Another beat passed in silence. James took another turn too fast. Outside, the starved yellow grasses blurred and waved like brittle ghosts in the glow of the headlights, bending toward the truck and then snapping back like switches. The thunder was rumbling closer, the lightning coming in short, bright bursts.
“Lindsay . . .” He trailed off.
“What?”
“This is going to wreck her.”
I thought of Lindsay’s face, her narrowed eyes, the hiss of her voice, and felt my face flush with shame and hurt. I shook my head, shook the memory away.
“It would have happened sooner or later. Their relationship . . . it’s all a lie. If he did this, he spent all summer hiding it. All summer.”
“What’s your point,” he said.
“Somebody who could do that . . .”
“People hide things for all kinds of reasons, Becca.”
“What does that even mean?”
“I’m telling you,” he said, gripping the wheel and staring straight ahead, “that there’s a lot you don’t know. And whatever you think of Craig, whatever his faults, he’s still someone I consider a friend.”
“That’s not what he seems to think,” I retorted, suddenly remembering his anger in the alleyway. “He said that you haven’t hung out with him all summer. He said . . .” I paused.
“What?”
“He said you’ve been ditching him to be with me,” I said, slowly. “Except—”
I stopped abruptly, and listened to the whoosh of the tires against the pavement. Listened to the thought that had risen, pulsing white and bright like a silent alarm, inside my own head.
“Except,” I said, slowly, “you’ve been lying to him, haven’t you? You haven’t been with me. I haven’t seen you since . . .”

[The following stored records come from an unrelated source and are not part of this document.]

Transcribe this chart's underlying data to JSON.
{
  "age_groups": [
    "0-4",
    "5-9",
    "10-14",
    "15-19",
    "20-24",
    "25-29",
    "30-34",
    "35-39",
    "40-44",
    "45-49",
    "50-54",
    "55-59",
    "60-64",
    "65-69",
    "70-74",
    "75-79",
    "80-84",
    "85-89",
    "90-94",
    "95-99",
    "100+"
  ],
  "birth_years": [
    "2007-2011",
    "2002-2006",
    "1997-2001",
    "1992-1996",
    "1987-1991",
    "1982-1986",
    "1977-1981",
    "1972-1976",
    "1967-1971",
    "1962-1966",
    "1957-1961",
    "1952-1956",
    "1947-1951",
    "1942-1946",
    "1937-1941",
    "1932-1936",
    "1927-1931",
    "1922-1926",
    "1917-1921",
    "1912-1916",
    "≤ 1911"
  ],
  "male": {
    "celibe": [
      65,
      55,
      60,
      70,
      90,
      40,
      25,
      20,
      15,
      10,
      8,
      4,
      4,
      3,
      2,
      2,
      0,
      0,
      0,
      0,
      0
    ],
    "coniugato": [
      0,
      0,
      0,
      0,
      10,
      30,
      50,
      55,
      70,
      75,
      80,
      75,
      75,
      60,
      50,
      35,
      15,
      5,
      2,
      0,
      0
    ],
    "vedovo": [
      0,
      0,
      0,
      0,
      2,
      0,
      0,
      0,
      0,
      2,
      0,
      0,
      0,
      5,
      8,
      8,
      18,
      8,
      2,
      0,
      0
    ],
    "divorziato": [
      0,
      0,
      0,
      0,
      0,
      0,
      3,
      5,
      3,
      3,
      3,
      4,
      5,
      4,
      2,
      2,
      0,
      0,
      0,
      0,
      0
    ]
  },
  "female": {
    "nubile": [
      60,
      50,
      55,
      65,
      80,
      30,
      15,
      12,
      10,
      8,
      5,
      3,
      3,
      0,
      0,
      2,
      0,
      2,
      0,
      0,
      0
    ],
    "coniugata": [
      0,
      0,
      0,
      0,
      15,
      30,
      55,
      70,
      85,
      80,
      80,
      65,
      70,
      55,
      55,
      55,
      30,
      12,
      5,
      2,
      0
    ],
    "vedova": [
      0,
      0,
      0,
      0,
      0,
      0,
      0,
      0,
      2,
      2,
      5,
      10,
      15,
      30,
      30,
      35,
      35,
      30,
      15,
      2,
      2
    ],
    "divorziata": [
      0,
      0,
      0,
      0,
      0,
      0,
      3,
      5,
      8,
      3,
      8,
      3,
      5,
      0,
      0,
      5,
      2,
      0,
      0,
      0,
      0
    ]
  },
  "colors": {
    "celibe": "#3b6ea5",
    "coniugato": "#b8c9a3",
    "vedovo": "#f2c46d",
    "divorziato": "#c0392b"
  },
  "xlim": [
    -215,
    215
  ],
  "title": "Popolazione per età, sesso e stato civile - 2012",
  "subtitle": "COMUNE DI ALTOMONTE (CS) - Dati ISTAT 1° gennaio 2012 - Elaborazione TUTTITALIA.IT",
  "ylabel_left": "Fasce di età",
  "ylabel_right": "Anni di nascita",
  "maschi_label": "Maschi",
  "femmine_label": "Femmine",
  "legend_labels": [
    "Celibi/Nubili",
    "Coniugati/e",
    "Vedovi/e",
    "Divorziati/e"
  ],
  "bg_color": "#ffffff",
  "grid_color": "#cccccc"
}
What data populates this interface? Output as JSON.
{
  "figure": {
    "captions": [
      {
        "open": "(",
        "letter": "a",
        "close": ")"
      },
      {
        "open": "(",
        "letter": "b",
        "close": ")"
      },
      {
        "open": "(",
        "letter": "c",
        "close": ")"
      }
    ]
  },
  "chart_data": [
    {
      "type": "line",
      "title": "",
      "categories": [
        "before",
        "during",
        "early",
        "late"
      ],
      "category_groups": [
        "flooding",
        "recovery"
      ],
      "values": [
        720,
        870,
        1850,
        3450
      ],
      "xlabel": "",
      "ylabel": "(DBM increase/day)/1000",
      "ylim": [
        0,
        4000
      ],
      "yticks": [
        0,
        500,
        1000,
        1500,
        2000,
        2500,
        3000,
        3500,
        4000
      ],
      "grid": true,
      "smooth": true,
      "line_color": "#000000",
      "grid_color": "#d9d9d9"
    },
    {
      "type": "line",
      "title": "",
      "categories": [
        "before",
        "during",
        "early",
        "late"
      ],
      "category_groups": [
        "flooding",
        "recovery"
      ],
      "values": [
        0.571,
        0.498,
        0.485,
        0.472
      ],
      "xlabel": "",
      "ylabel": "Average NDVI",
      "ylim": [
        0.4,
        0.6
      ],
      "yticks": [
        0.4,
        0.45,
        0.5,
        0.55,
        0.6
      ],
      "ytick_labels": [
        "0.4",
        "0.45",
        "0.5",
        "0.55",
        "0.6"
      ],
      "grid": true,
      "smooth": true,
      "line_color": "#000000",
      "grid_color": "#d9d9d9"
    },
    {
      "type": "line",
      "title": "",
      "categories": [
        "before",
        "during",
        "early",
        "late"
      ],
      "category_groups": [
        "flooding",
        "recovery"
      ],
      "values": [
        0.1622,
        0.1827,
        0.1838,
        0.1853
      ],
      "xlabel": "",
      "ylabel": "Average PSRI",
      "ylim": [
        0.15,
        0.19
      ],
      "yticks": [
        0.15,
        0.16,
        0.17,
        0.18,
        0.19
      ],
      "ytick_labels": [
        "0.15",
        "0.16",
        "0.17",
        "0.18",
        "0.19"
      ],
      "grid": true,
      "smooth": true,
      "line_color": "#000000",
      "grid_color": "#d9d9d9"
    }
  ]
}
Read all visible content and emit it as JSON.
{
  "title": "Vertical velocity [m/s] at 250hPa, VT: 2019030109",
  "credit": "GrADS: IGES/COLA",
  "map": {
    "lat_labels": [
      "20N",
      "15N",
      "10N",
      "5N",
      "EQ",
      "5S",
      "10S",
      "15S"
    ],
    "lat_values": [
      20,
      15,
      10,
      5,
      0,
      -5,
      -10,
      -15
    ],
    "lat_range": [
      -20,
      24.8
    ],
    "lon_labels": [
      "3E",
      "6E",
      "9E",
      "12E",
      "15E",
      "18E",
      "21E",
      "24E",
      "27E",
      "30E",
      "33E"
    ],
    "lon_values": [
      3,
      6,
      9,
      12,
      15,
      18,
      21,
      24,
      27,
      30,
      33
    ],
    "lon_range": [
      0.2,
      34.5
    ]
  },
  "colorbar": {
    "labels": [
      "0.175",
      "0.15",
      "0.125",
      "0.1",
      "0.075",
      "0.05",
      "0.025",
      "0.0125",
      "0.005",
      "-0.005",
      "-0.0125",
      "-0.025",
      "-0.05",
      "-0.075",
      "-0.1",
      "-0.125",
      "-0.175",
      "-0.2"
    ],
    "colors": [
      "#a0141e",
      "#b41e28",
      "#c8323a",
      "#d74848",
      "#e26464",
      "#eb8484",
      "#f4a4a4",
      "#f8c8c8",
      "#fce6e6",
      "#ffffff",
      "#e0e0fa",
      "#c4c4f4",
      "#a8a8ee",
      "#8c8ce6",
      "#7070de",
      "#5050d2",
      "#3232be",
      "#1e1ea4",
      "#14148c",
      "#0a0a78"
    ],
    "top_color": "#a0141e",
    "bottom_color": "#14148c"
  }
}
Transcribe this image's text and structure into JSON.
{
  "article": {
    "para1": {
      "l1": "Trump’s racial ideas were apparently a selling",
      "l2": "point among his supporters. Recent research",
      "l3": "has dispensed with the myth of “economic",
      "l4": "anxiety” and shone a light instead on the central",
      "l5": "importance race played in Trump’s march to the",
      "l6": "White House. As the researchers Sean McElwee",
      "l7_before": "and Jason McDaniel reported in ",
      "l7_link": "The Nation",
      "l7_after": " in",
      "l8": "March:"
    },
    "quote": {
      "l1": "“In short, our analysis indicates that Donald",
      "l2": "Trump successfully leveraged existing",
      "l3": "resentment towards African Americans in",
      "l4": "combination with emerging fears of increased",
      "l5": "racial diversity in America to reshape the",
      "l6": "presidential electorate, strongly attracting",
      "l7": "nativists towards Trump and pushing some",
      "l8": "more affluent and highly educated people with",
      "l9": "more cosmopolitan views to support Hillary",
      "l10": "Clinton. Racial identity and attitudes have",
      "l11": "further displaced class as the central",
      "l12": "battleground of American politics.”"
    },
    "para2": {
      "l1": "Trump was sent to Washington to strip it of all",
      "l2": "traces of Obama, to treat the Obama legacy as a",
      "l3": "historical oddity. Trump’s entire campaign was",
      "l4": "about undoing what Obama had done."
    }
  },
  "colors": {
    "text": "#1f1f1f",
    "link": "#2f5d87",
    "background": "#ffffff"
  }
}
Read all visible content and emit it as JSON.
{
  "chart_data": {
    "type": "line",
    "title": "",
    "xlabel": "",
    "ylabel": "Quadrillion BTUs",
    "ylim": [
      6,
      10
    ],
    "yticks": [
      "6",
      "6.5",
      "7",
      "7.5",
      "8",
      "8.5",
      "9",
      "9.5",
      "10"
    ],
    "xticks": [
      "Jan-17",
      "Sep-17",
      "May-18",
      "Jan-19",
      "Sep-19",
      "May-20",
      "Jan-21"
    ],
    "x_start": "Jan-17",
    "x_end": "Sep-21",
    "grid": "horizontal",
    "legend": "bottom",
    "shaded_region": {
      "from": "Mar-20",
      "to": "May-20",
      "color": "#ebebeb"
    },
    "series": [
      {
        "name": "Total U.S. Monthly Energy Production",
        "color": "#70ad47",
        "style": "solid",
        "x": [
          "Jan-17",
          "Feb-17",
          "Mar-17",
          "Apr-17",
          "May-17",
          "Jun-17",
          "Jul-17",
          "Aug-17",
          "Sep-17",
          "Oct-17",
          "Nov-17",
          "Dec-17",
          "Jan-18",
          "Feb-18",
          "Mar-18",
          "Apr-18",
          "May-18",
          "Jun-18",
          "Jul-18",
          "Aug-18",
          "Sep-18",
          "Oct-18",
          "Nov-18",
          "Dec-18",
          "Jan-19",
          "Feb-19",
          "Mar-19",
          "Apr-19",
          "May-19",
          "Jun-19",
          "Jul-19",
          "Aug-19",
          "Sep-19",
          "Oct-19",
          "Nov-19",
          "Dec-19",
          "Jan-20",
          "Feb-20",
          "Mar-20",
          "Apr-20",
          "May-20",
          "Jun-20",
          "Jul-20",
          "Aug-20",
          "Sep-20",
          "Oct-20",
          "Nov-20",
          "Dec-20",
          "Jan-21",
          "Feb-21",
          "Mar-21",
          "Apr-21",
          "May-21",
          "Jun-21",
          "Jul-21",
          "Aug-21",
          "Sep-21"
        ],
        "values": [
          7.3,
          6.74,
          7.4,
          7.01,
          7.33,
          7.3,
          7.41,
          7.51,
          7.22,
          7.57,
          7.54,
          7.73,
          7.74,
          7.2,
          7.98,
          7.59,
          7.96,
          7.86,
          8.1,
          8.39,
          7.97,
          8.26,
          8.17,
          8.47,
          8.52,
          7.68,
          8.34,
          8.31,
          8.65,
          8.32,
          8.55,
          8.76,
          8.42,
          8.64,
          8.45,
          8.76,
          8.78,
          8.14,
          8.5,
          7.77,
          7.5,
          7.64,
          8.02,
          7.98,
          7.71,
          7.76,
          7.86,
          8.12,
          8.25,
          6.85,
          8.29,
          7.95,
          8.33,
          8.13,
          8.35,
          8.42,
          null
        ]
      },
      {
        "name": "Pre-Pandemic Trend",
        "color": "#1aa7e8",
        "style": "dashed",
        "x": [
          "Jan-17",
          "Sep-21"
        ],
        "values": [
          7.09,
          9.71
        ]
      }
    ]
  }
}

Since the party, I thought, suddenly. Since July. No wonder I’d felt so lonely, so lost. No wonder he had seemed so far away.
“You . . . you’ve been somewhere else. And I was a convenient excuse.”
I thought of Craig, his face contorted, his voice guttural with rage. A stuck-up bitch who fucks everything up . . . just like you.
But James had been keeping secrets from me, too.
He slumped in his seat as I looked at him, his shoulders buckling, the breakneck pace of the truck finally slowing.
“James—”
“Not here,” he said. “Wait. We’re almost there.”
There was a sudden snap, and the truck was rumbling over rough road. Looking out the window, I saw trees—thick, close, branches that reached out like fingers to claw at the window. Below us, a rutted drive, carving a hidden two-track opening back away from the road. Above, a heavy canopy of trees rustled and shushed in the growing wind. The tunnel of green opened far ahead, into blackness, in what I knew was endless, open space.
A space covered with rough grass that would be crushed beneath the truck’s tires and die, fragrant and sweet, in the night air. It would clog my nostrils, a scent I would never smell again without remembering his body, his hands, his voice. Without remembering the twist of scratchy flannel on my skin. Without feeling heat, unwanted and shameful and instantaneous, between my legs.
I stared at him, and thought I could feel the first thread of something horrible unraveling between us.
The first thought that I—that all of us—had made a terrible mistake.